Agustín Sousa vivía en una lujosa casona en la calle Santa Marta, a un paso del Palacio de Viana.
Era inmensamente rico y, aunque oficialmente comerciaba con acero y mantenía una auténtica flota de barcos mercantes, se decía que se había hecho de oro traficando con armas en el extranjero cuando vivió en Suiza. Pese a ser muy conocido en la ciudad y participar de lleno en la vida cultural y social de la población (se decía que era un gran benefactor de los pobres y los gitanos, que, dicho sea de paso, lo adoraban), todo el mundo sabía que no era buen negocio meterse con don Agustín que, pese a sus suaves maneras, iba siempre acompañado por gente armada en sus desplazamientos, ya que los caminos de Andalucía eran de todo menos seguros. Después de la guerra de la Independencia, en la que muchos hombres se habían echado al monte para combatir a los franceses, se hizo difícil la reintegración a la vida civil de los guerrilleros, que se habían acostumbrado a vivir sin reglas en la sierra, donde robaban, mataban o violaban cuando les apetecía. Muchos volvieron a la vida al aire libre y siguieron ganándose la vida, ahora como bandoleros. Aquella costumbre se había ido prolongando en el tiempo y numerosos jóvenes preferían vivir una vida corta pero intensa, de riquezas y violencia, que subsistir trabajando como esclavos para sus señoritos unas tierras que nunca serían suyas. Preferían vivir como bandoleros y morir en la horca que soportar una penosa y humillante vida de jornalero. Por eso eran tan crueles en sus golpes, tan despiadados, y por ello los caminos eran muy poco seguros en toda Andalucía. Por tal motivo, los ricos como Sousa se protegían con sólidas escoltas armadas cuando iban de la ciudad a sus numerosos cortijos y fincas.

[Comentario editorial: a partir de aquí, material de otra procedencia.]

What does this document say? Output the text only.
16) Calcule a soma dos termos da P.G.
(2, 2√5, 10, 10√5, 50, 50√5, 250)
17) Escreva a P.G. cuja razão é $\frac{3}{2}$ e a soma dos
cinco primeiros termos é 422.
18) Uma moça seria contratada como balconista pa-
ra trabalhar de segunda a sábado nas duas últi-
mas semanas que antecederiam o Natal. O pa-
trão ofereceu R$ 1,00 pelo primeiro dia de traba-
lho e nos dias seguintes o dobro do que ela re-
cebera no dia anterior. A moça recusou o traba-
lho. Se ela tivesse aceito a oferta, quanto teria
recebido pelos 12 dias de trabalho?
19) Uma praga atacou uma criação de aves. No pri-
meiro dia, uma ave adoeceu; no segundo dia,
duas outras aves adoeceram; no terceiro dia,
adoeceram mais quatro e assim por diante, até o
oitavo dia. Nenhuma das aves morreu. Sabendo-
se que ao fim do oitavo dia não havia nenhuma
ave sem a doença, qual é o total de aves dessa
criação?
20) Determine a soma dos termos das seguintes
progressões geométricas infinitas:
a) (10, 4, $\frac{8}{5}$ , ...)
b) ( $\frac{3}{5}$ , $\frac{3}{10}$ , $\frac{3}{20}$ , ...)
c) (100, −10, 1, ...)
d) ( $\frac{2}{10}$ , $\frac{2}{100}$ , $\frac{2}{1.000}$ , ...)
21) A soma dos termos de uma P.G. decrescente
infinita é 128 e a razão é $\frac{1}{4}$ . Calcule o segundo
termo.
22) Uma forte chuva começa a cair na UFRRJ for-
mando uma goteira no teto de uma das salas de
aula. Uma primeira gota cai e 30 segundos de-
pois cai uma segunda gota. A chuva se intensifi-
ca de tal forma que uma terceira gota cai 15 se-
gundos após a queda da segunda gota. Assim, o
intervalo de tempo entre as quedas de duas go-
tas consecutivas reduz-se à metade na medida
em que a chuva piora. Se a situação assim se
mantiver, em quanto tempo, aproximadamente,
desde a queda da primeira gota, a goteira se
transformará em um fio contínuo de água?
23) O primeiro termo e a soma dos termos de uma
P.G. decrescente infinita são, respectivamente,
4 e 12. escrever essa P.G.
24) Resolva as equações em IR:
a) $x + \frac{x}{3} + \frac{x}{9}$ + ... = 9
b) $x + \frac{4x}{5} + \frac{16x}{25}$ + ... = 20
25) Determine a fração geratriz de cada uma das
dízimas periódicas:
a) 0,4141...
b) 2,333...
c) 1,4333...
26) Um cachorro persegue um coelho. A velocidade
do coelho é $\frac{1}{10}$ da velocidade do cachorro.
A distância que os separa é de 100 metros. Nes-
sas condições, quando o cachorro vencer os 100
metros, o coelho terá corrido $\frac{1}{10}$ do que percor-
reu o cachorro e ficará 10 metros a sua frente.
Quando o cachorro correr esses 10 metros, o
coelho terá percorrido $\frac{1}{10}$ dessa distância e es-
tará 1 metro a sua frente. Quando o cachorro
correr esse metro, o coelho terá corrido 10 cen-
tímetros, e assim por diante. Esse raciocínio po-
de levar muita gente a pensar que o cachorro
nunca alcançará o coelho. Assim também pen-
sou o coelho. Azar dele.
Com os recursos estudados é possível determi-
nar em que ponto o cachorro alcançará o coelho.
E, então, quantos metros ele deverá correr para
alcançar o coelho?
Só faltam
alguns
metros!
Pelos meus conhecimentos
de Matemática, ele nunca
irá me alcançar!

Según Sánchez, don Agustín era un hombre de costumbres. Todos sus días se ceñían a una rutina inalterable y no se le conocían vicios, salvo una querida, Tula Adánez, a la que su marido, un capitán de caballería, había abandonado hacía un par de años para irse a Filipinas. Una emperifollada doncella les abrió la puerta y, tras ceder sus abrigos, sombreros y bastones e identificarse como agentes de la ley, fueron conducidos por un estirado mayordomo al salón de la casa, donde en aquel momento la hija de Sousa tocaba el piano para las visitas. El mayordomo parlamentó con su señor, un tipo alto, delgado, calvo y de barba y patillas absolutamente blancas. Tenía un cierto aire de chivo que resultaba inquietante.